In the coming two years (or rather three years), the EU and the UK will negotiate the details of Britain's exit and will conclude adequate trade agreements. There are several examples. Norway, for instance, belongs to the European Economic Area (EEA). With Switzerland, on the other hand, there are a lot of bilateral agreements. Canada and the EU negotiated the CETA agreement, and Turkey and the EU are in a customs union and don't levy duties. All these agreements have one thing in common: custom duties are reduced significantly or avoided altogether in order to boost trade. This will most likely also apply to whisky. After all, beside oil, whisky is one of the most important export goods of Great Britain. But even if customs duties were to be levied, on average they are between 2.5% and 3.5% for imports from all over the world into the EU - nothing that couldn't be compensated by a weaker pound. 

At the moment import prices for whisky on the continent are falling, since the pound has fallen and the UK is still in the EU. But the difference won't affect whisky prices immediately. Since the major part of goods is only moved between branches of corporations, their internal fixed exchange rate applies, which is an important internal financial figure.

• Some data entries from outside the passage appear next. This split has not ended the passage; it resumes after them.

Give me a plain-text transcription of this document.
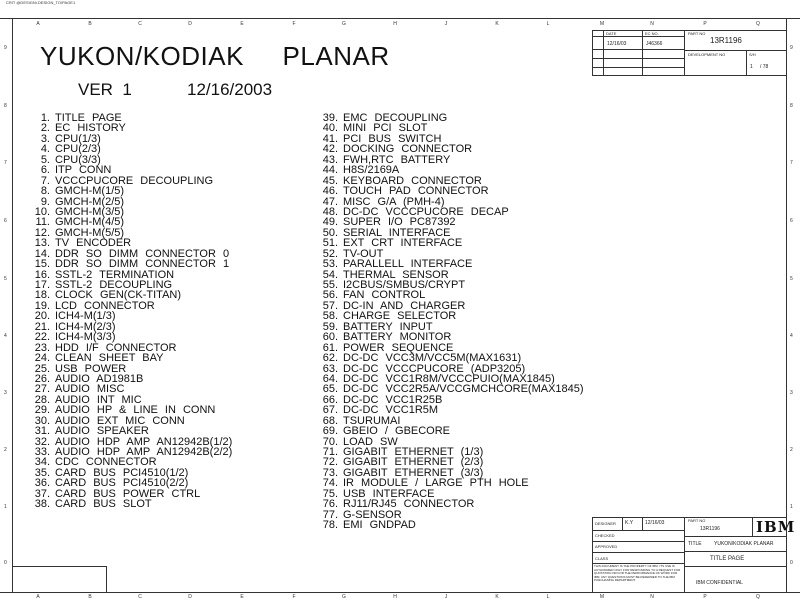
CRIT @DESIGN\.DESIGN_TO\PAGE1
A	B	C	D	E	F	G	H	J	K	L	M	N	P	Q
A	B	C	D	E	F	G	H	J	K	L	M	N	P	Q
9
8
7
6
5
4
3
2
1
0
9
8
7
6
5
4
3
2
1
0
YUKON/KODIAK     PLANAR
VER  1	12/16/2003
1. TITLE PAGE
2. EC HISTORY
3. CPU(1/3)
4. CPU(2/3)
5. CPU(3/3)
6. ITP CONN
7. VCCCPUCORE DECOUPLING
8. GMCH-M(1/5)
9. GMCH-M(2/5)
10. GMCH-M(3/5)
11. GMCH-M(4/5)
12. GMCH-M(5/5)
13. TV ENCODER
14. DDR SO DIMM CONNECTOR 0
15. DDR SO DIMM CONNECTOR 1
16. SSTL-2 TERMINATION
17. SSTL-2 DECOUPLING
18. CLOCK GEN(CK-TITAN)
19. LCD CONNECTOR
20. ICH4-M(1/3)
21. ICH4-M(2/3)
22. ICH4-M(3/3)
23. HDD I/F CONNECTOR
24. CLEAN SHEET BAY
25. USB POWER
26. AUDIO AD1981B
27. AUDIO MISC
28. AUDIO INT MIC
29. AUDIO HP & LINE IN CONN
30. AUDIO EXT MIC CONN
31. AUDIO SPEAKER
32. AUDIO HDP AMP AN12942B(1/2)
33. AUDIO HDP AMP AN12942B(2/2)
34. CDC CONNECTOR
35. CARD BUS PCI4510(1/2)
36. CARD BUS PCI4510(2/2)
37. CARD BUS POWER CTRL
38. CARD BUS SLOT
39. EMC DECOUPLING
40. MINI PCI SLOT
41. PCI BUS SWITCH
42. DOCKING CONNECTOR
43. FWH,RTC BATTERY
44. H8S/2169A
45. KEYBOARD CONNECTOR
46. TOUCH PAD CONNECTOR
47. MISC G/A (PMH-4)
48. DC-DC VCCCPUCORE DECAP
49. SUPER I/O PC87392
50. SERIAL INTERFACE
51. EXT CRT INTERFACE
52. TV-OUT
53. PARALLELL INTERFACE
54. THERMAL SENSOR
55. I2CBUS/SMBUS/CRYPT
56. FAN CONTROL
57. DC-IN AND CHARGER
58. CHARGE SELECTOR
59. BATTERY INPUT
60. BATTERY MONITOR
61. POWER SEQUENCE
62. DC-DC VCC3M/VCC5M(MAX1631)
63. DC-DC VCCCPUCORE (ADP3205)
64. DC-DC VCC1R8M/VCCCPUIO(MAX1845)
65. DC-DC VCC2R5A/VCCGMCHCORE(MAX1845)
66. DC-DC VCC1R25B
67. DC-DC VCC1R5M
68. TSURUMAI
69. GBEIO / GBECORE
70. LOAD SW
71. GIGABIT ETHERNET (1/3)
72. GIGABIT ETHERNET (2/3)
73. GIGABIT ETHERNET (3/3)
74. IR MODULE / LARGE PTH HOLE
75. USB INTERFACE
76. RJ11/RJ45 CONNECTOR
77. G-SENSOR
78. EMI GNDPAD
DATE	EC NO.
12/16/03	J46366
PART NO
13R1196
DEVELOPMENT NO	S/H
1 / 78
DESIGNER K.Y 12/16/03
CHECKED
APPROVED
CLASS
THIS DOCUMENT IS THE PROPERTY OF IBM. ITS USE IS AUTHORIZED ONLY FOR RESPONDING TO A REQUEST FOR QUOTATION OR FOR THE PERFORMANCE OF WORK FOR IBM. ANY QUESTIONS MUST BE REFERRED TO THE IBM PURCHASING DEPARTMENT.
PART NO
13R1196 IBM
TITLE YUKON/KODIAK PLANAR
TITLE PAGE
IBM CONFIDENTIAL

Companies don't like changing this exchange rate because the automatic, internal clearing would become much more complicated. This rate is typically adjusted once a year. That's why you shouldn't expect great changes in whisky prices in the EU within a year. 

However, cautious people should stock up on whisky soon. Changes always carry risks with them, too. Those a bit more willing to take risks, however, may well wait, since there may be the chance of reduced prices if the exchange rate keeps sinking. 

I myself don't worry much about the Brexit. The normal people in Great Britain are just as nice as the people in the rest of the EU. And nice people always find a way to exchange goods. Prosperity can only be created by division of labour and by trading. On this basis we can enjoy the fruits of our labour together, which for us is whisky.